Two-photon FRAP experiments at mature adherens junctions of MCF7-E-cadherin-GFP cells. (A) Typical image of MCF7 cells stably expressing E-cadhering GFP. (B) Profile analysis of fluorescence recovery. 17 fluorescence profile mean curves before bleaching (red circle) and at 0.6 s (blue square), 15 s (green diamond), 45 s (black x), 105 s (pink +), and 195 s (cyan triangle) after photobleaching are shown.

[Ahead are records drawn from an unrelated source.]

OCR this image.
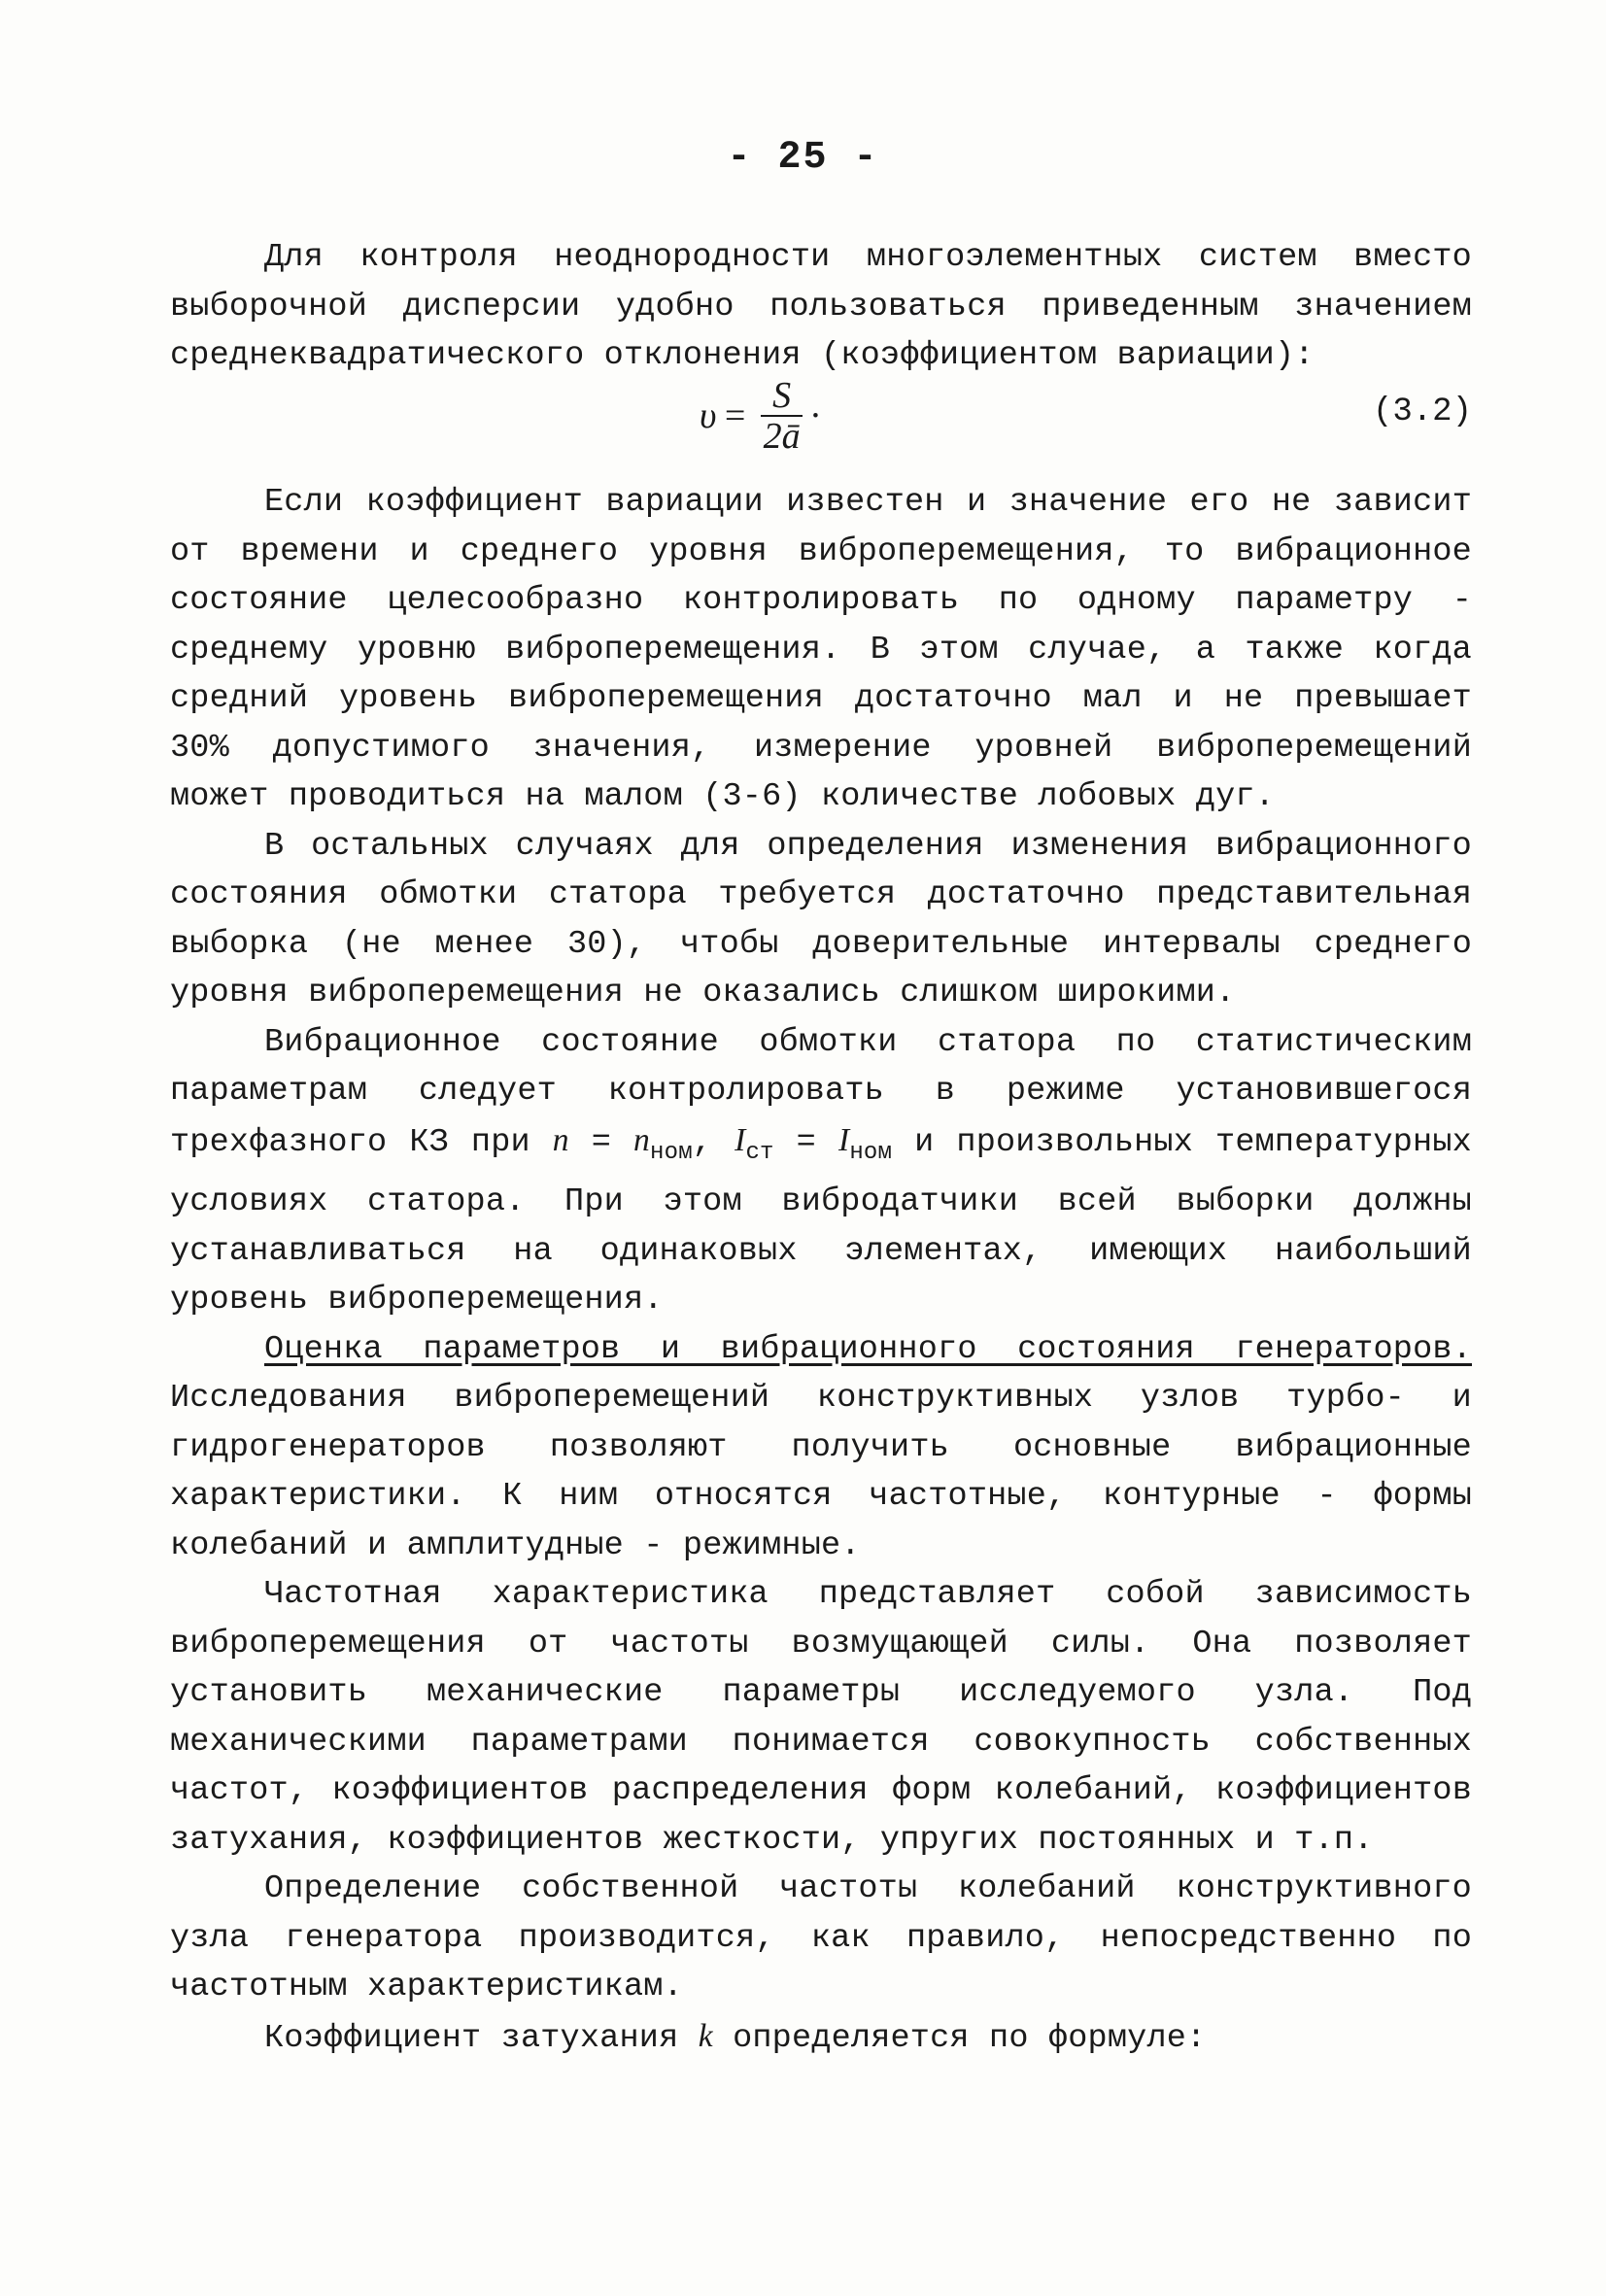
- 25 -

Для контроля неоднородности многоэлементных систем вместо выборочной дисперсии удобно пользоваться приведенным значением среднеквадратического отклонения (коэффициентом вариации):

$\upsilon = \frac{S}{2ā}$ ·	(3.2)

Если коэффициент вариации известен и значение его не зависит от времени и среднего уровня виброперемещения, то вибрационное состояние целесообразно контролировать по одному параметру - среднему уровню виброперемещения. В этом случае, а также когда средний уровень виброперемещения достаточно мал и не превышает 30% допустимого значения, измерение уровней виброперемещений может проводиться на малом (3-6) количестве лобовых дуг.

В остальных случаях для определения изменения вибрационного состояния обмотки статора требуется достаточно представительная выборка (не менее 30), чтобы доверительные интервалы среднего уровня виброперемещения не оказались слишком широкими.

Вибрационное состояние обмотки статора по статистическим параметрам следует контролировать в режиме установившегося трехфазного КЗ при $n = n_{ном}$, $I_{ст} = I_{ном}$ и произвольных температурных условиях статора. При этом вибродатчики всей выборки должны устанавливаться на одинаковых элементах, имеющих наибольший уровень виброперемещения.

Оценка параметров и вибрационного состояния генераторов. Исследования виброперемещений конструктивных узлов турбо- и гидрогенераторов позволяют получить основные вибрационные характеристики. К ним относятся частотные, контурные - формы колебаний и амплитудные - режимные.

Частотная характеристика представляет собой зависимость виброперемещения от частоты возмущающей силы. Она позволяет установить механические параметры исследуемого узла. Под механическими параметрами понимается совокупность собственных частот, коэффициентов распределения форм колебаний, коэффициентов затухания, коэффициентов жесткости, упругих постоянных и т.п.

Определение собственной частоты колебаний конструктивного узла генератора производится, как правило, непосредственно по частотным характеристикам.

Коэффициент затухания k определяется по формуле:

All postbleach curves are fit by Gaussian models (dashed lines). (C) The widths of the gaussians at different times after photobleaching are compared with the reference width after photobleaching in fixed cells. The error bars are larger than for MDCK cells (Fig. 2) due to a decreased signal/noise ratio in MCF7 cells. (D) The recovery curve (red circle, n = 25) is well fit by a first-order exchange model with k_off = 0.0021 ± 0.05 s⁻¹. (Upper Left Inset) Linear time axis representation. Photobleaching spots of 0.5 (n = 25, red circle), 0.8 (n = 16, blue triangle) and 1.2 (n = 15, green square) μm width along the junction axis are fitted by first-order exchange with similar coefficients: k_off = 0.021 ± 0.005, 0.018 ± 0.005 and 0.015 ± 0.005 s⁻¹ respectively.